Ia kemudian menjelaskan pada 2015, PT. Q pernah mengajukan permohonan SKB (pembebasan) PPh Pasal 22 Impor (DPP senilai Rp7 triliun).
Namun ditolak Ditjen Pajak karena wajib pajak (WP) tidak dapat memberikan data yang menunjukkan atas impor tersebut menghasilkan emas perhiasan tujuan ekspor.
"Jadi ini memang modus PT Q mengaku sebagai produsen Gold Jewelry tujuan ekspor untuk mendapat fasilitas tidak dipungut PPh Pasal 22 impor emas batangan yang seharusnya 2,5% dari nilai impor (PMK No.107/PMK.010/2015 pasal 3)," kata Prastowo.
"Sehingga jelas kenapa kegiatan ekspor disebut dalam klarifikasi kami. Karena ekspor-lah yg menjadi indikasi awal adanya tindak pidana di bidang kepabeanan oleh PT Q dan tentu penyidikan yang dilakukan menyeluruh hingga tahapan impor," imbuhnya.
Setelah dinyatakan penyidikan sudah lengkap atau P21, PT Q terbukti melakukan perbuatan yang didakwakan. Namun, perkara tersebut tidak dinyatakan sebagai tindak pidana.
Prastowo mengatakan DJBC kemudian mengajukan kasasi dan PT Q terbukti bersalah melakukan tindak pidana.
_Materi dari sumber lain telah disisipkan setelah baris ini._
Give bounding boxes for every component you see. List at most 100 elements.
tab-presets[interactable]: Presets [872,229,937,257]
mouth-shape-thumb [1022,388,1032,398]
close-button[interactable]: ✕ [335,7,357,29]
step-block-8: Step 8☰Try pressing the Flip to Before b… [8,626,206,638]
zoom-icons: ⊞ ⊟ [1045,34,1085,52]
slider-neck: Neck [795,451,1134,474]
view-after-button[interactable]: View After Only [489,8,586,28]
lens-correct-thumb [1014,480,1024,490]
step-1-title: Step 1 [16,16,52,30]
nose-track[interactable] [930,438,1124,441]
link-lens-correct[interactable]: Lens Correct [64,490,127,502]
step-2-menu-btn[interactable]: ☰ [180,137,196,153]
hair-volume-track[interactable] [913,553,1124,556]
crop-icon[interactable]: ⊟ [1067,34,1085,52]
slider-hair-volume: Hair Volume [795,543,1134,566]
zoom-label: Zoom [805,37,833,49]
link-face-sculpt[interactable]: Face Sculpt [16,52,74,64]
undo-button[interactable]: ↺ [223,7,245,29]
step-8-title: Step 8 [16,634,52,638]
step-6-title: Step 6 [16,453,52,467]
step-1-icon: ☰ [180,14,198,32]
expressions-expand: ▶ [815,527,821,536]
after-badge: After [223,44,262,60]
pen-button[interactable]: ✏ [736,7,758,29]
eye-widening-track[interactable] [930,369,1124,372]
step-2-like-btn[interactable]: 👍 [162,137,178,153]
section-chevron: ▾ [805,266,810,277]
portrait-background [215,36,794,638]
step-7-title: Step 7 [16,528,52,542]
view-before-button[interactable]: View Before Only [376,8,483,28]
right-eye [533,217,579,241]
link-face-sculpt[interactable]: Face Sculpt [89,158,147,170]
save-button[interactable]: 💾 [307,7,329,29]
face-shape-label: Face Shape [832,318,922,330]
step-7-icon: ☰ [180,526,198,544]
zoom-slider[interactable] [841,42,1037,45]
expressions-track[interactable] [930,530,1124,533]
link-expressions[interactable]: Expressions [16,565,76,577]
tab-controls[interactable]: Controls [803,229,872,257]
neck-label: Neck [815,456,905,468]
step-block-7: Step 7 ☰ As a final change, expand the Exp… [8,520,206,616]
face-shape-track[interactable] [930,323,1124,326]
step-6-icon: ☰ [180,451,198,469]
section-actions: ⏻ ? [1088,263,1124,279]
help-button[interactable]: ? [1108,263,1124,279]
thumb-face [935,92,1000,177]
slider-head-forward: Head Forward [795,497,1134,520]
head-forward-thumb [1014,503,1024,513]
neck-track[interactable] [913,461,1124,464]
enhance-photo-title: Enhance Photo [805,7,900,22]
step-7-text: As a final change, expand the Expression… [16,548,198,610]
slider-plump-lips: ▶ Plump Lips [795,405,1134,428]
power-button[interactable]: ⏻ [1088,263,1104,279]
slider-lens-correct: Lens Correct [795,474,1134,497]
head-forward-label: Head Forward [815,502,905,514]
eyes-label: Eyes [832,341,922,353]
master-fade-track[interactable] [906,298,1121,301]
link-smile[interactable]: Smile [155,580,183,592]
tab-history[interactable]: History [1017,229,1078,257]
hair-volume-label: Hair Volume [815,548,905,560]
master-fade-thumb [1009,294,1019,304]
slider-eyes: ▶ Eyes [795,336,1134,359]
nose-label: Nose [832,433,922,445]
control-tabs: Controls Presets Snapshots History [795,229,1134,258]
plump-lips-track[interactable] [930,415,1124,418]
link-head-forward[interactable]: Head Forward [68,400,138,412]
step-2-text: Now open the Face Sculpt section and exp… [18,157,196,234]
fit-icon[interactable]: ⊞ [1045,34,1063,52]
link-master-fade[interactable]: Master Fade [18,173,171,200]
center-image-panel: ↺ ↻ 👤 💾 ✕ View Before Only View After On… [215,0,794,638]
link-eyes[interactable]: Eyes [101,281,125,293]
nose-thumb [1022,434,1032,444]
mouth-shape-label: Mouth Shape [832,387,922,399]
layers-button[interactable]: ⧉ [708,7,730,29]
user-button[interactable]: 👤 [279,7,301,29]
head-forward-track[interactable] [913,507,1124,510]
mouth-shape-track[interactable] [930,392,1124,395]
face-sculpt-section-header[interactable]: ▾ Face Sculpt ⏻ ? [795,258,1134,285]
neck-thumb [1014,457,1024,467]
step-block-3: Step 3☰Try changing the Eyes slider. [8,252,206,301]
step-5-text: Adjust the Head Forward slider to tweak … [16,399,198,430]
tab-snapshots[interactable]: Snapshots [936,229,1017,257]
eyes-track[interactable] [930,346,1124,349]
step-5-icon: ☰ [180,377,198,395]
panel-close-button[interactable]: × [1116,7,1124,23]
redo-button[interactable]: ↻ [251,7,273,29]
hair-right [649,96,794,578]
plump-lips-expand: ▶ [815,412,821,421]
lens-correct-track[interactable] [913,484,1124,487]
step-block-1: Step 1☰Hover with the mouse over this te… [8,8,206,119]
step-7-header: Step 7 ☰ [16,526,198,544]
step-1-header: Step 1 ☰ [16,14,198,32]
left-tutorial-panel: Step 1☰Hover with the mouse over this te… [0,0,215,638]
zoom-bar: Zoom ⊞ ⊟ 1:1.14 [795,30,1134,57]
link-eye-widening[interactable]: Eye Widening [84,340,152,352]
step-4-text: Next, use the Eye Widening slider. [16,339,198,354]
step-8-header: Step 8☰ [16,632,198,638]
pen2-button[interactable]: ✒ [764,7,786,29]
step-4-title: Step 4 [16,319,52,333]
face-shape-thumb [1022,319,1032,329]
Namun, PT Q mengajukan peninjauan kembali (PK) yang menyatakan PT Q terbukti melakukan perbuatan didakwakan tetapi bukan tindak pidana.
Sejalan dengan penanganan PT Q tersebut, Kementerian Keuangan dan PPATK bersinergi dengan pemeriksaan atas entitas PT Q oleh PPATK dan penelitian administrasi kepabeanan oleh DJBC serta penelitian administrasi perpajakan oleh DJP. Setelah itu dilakukan penyelidikan dugaan TPPU.
Berdasarkan case PT Q serta ditemukannya kesamaan modus, PPATK menyampaikan SR-205/PR.01/V/2020 kepada DJBC berisi IHP atas grup perusahaan yang bergerak di bidang emas dengan total nilai transaksi keuangan (keluar-masuk) sebesar Rp189,7 triliun.
DJBC kemudian menindaklanjuti SR tersebut, salah satunya dengan analisis kepabeanan (ekspor-impor) dan disimpulkan belum ditemukan adanya indikasi pelanggaran pidana di Bidang Kepabeanan.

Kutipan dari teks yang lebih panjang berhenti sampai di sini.